MARKET ANALYSIS FOR OUTCOME ORIENTED HIGHER EDUCATION MANAGEMENT SYSTEMS
TU Berlin (GERMANY)
About this paper:
Appears in:
EDULEARN11 Proceedings
Publication year: 2011
Pages: 3386-3392
ISBN: 978-84-615-0441-1
ISSN: 2340-1117
Conference name: 3rd International Conference on Education and New Learning Technologies
Dates: 4-6 July, 2011
Location: Barcelona, Spain
Abstract:
In engineering education there are increased needs for life-long-learning and individual qualification planning. Student mobility is on the rise, and there is pressure to implement more efficient methods in teaching and educational quality management. Innovative solutions for a more transparent representation of qualifications, therefore, will play a key role in achieving the necessary changes. In the education market learning outcomes (LO) give an explicit value to a currency, which is, in this case, the European Credit Transfer and Accumulation System (ECTS) and the European Credit Point System for Vocational Training (ECVET). Until now the utilization of standardized LO has not achieved acceptance in the European Higher Education (HE) Market. There are certain issues which might be causing resistance. Some might not consider instructional activities as products with comparable features. Some might not know how to apply LO. Many are struggling with the complexity and diversity of information that arises when LO from various courses are created and brought together. A further analysis and evaluation of accreditations or curriculum planning is especially laborious.

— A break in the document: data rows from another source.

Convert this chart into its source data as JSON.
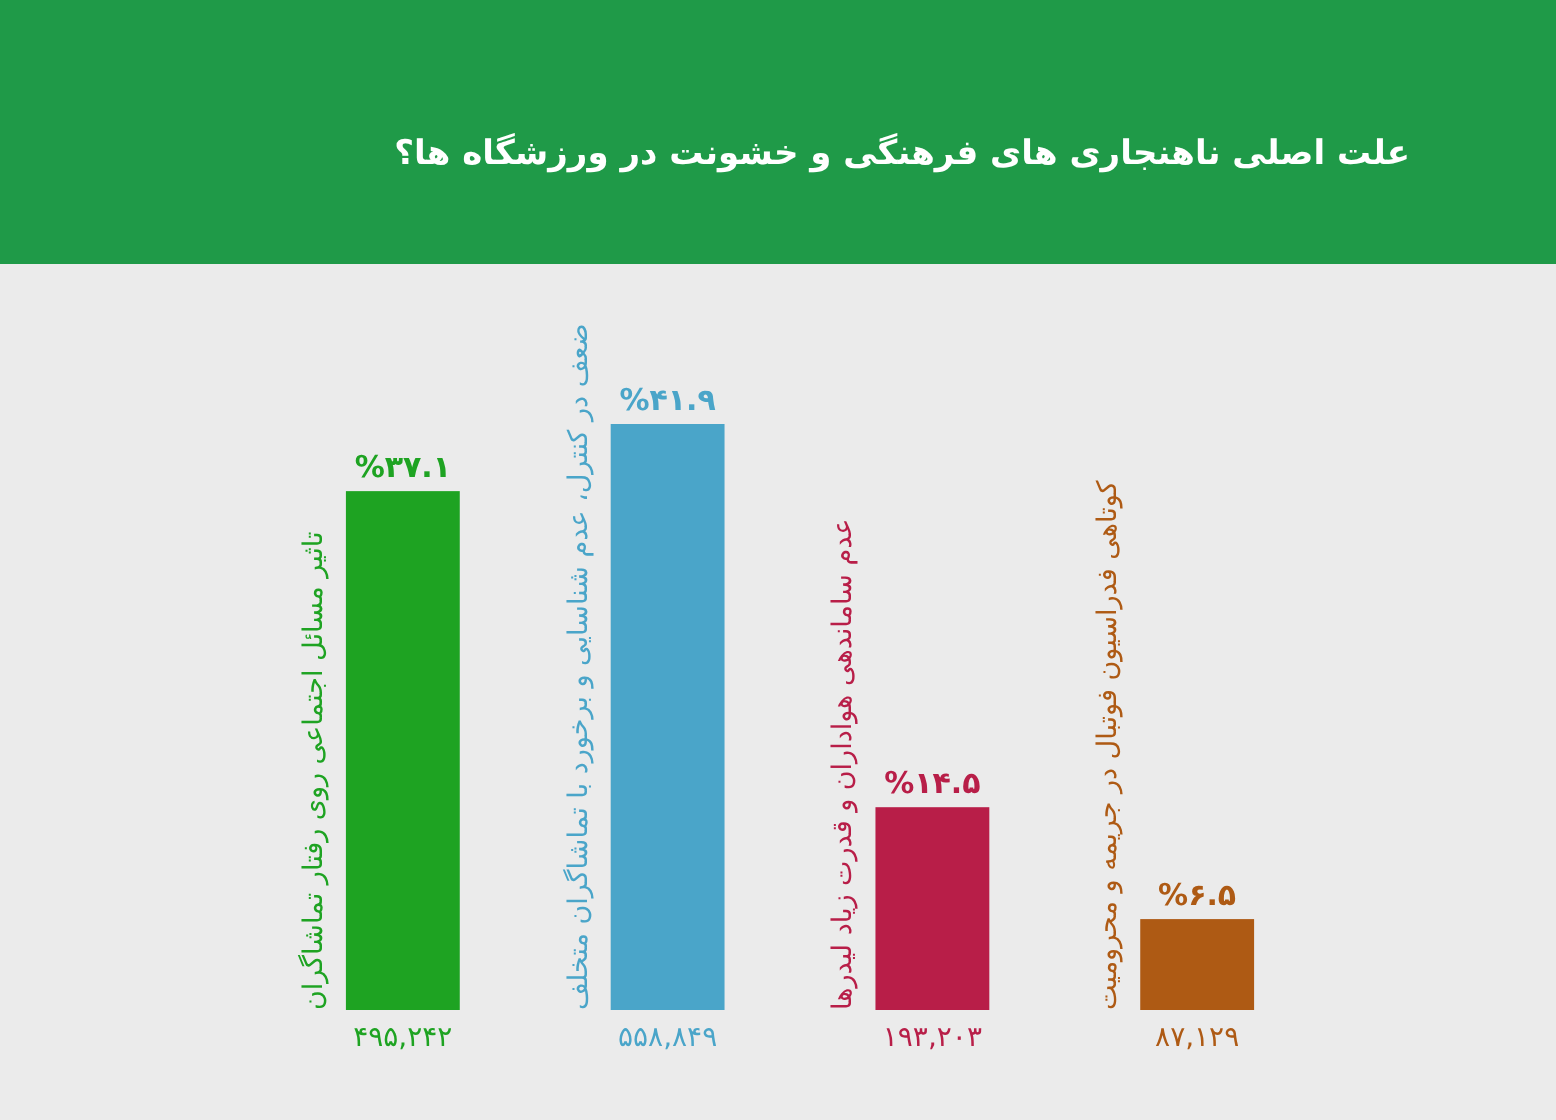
{
  "chart_data": {
    "type": "bar",
    "title": "علت اصلی ناهنجاری های فرهنگی و خشونت در ورزشگاه ها؟",
    "categories": [
      "تاثیر مسائل اجتماعی روی رفتار تماشاگران",
      "ضعف در کنترل، عدم شناسایی و برخورد با تماشاگران متخلف",
      "عدم ساماندهی هواداران و قدرت زیاد لیدرها",
      "کوتاهی فدراسیون فوتبال در جریمه و محرومیت"
    ],
    "values": [
      37.1,
      41.9,
      14.5,
      6.5
    ],
    "value_labels": [
      "%۳۷.۱",
      "%۴۱.۹",
      "%۱۴.۵",
      "%۶.۵"
    ],
    "colors": [
      "#1ea322",
      "#4aa5c9",
      "#b81e48",
      "#ae5a14"
    ],
    "annotations": [
      "۴۹۵,۲۴۲",
      "۵۵۸,۸۴۹",
      "۱۹۳,۲۰۳",
      "۸۷,۱۲۹"
    ]
  }
}
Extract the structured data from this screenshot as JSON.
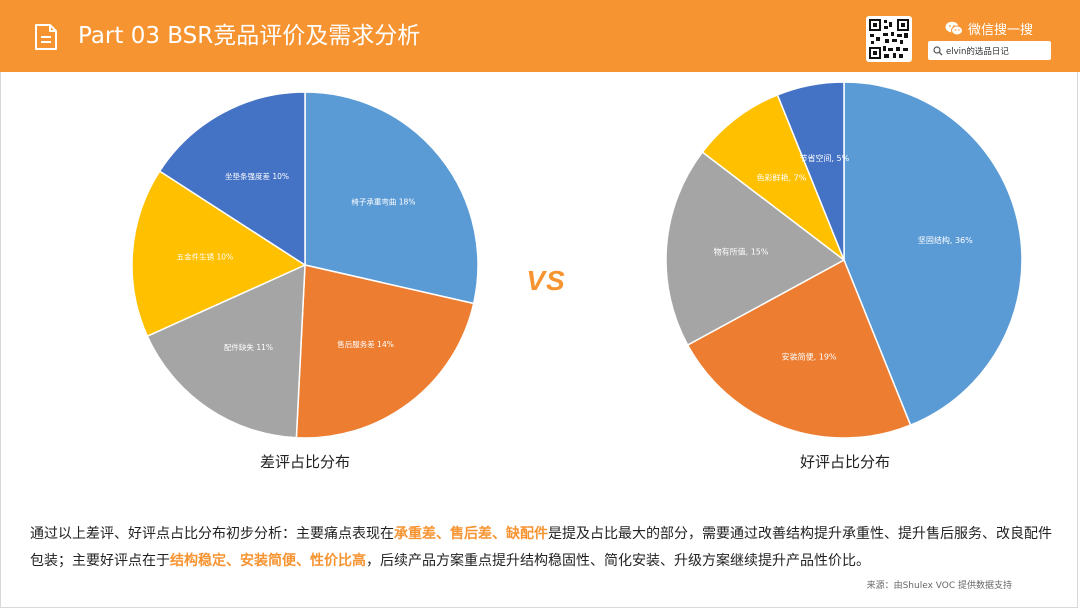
{
  "header": {
    "title": "Part 03  BSR竞品评价及需求分析",
    "wechat_label": "微信搜一搜",
    "search_value": "elvin的选品日记"
  },
  "colors": {
    "accent": "#f79432",
    "blue": "#5b9bd5",
    "orange": "#ed7d31",
    "gray": "#a5a5a5",
    "yellow": "#ffc000",
    "darkblue": "#4472c4"
  },
  "vs_label": "VS",
  "chart_data": [
    {
      "type": "pie",
      "title": "差评占比分布",
      "slices": [
        {
          "label": "椅子承重弯曲 18%",
          "value": 18,
          "color": "#5b9bd5"
        },
        {
          "label": "售后服务差 14%",
          "value": 14,
          "color": "#ed7d31"
        },
        {
          "label": "配件缺失 11%",
          "value": 11,
          "color": "#a5a5a5"
        },
        {
          "label": "五金件生锈 10%",
          "value": 10,
          "color": "#ffc000"
        },
        {
          "label": "坐垫条强度差 10%",
          "value": 10,
          "color": "#4472c4"
        }
      ]
    },
    {
      "type": "pie",
      "title": "好评占比分布",
      "slices": [
        {
          "label": "坚固结构, 36%",
          "value": 36,
          "color": "#5b9bd5"
        },
        {
          "label": "安装简便, 19%",
          "value": 19,
          "color": "#ed7d31"
        },
        {
          "label": "物有所值, 15%",
          "value": 15,
          "color": "#a5a5a5"
        },
        {
          "label": "色彩鲜艳, 7%",
          "value": 7,
          "color": "#ffc000"
        },
        {
          "label": "节省空间, 5%",
          "value": 5,
          "color": "#4472c4"
        }
      ]
    }
  ],
  "summary": {
    "part1": "通过以上差评、好评点占比分布初步分析：主要痛点表现在",
    "highlight1": "承重差、售后差、缺配件",
    "part2": "是提及占比最大的部分，需要通过改善结构提升承重性、提升售后服务、改良配件包装；主要好评点在于",
    "highlight2": "结构稳定、安装简便、性价比高",
    "part3": "，后续产品方案重点提升结构稳固性、简化安装、升级方案继续提升产品性价比。"
  },
  "source": "来源：由Shulex VOC 提供数据支持"
}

If LO are regarded as threshold standards of the students’ ability to perform a particular task at the end of a formal learning activity, then they can be seen as a binding product feature. A LO representation, which is based on a shared concept, facilitates reliable comparisons of teaching activities within the market for higher and further education.
Higher Education Management Systems can process data and support all processes in a study program. They provide teaching contents, learning processes and performance levels expressed in course descriptions and qualification frameworks on the web. This enables all stakeholders in the educational market to analyze information about instructional activities and plan them more efficiently.
This paper describes the creation of a higher education management system. Emphasis lies on a software-tool that generates outcome-oriented course descriptions and automatically annotates the descriptions. It assists the teacher in creating LO, which are both didactically adequate as well as readable by humans and machines. The use of the course description generator and the creation of a data base are shown in the example of the International Masters Program “Global Production Engineering” (GPE) at Technische Universität Berlin, Germany. Keywords:
Learning Outcomes, Campus Management Systems.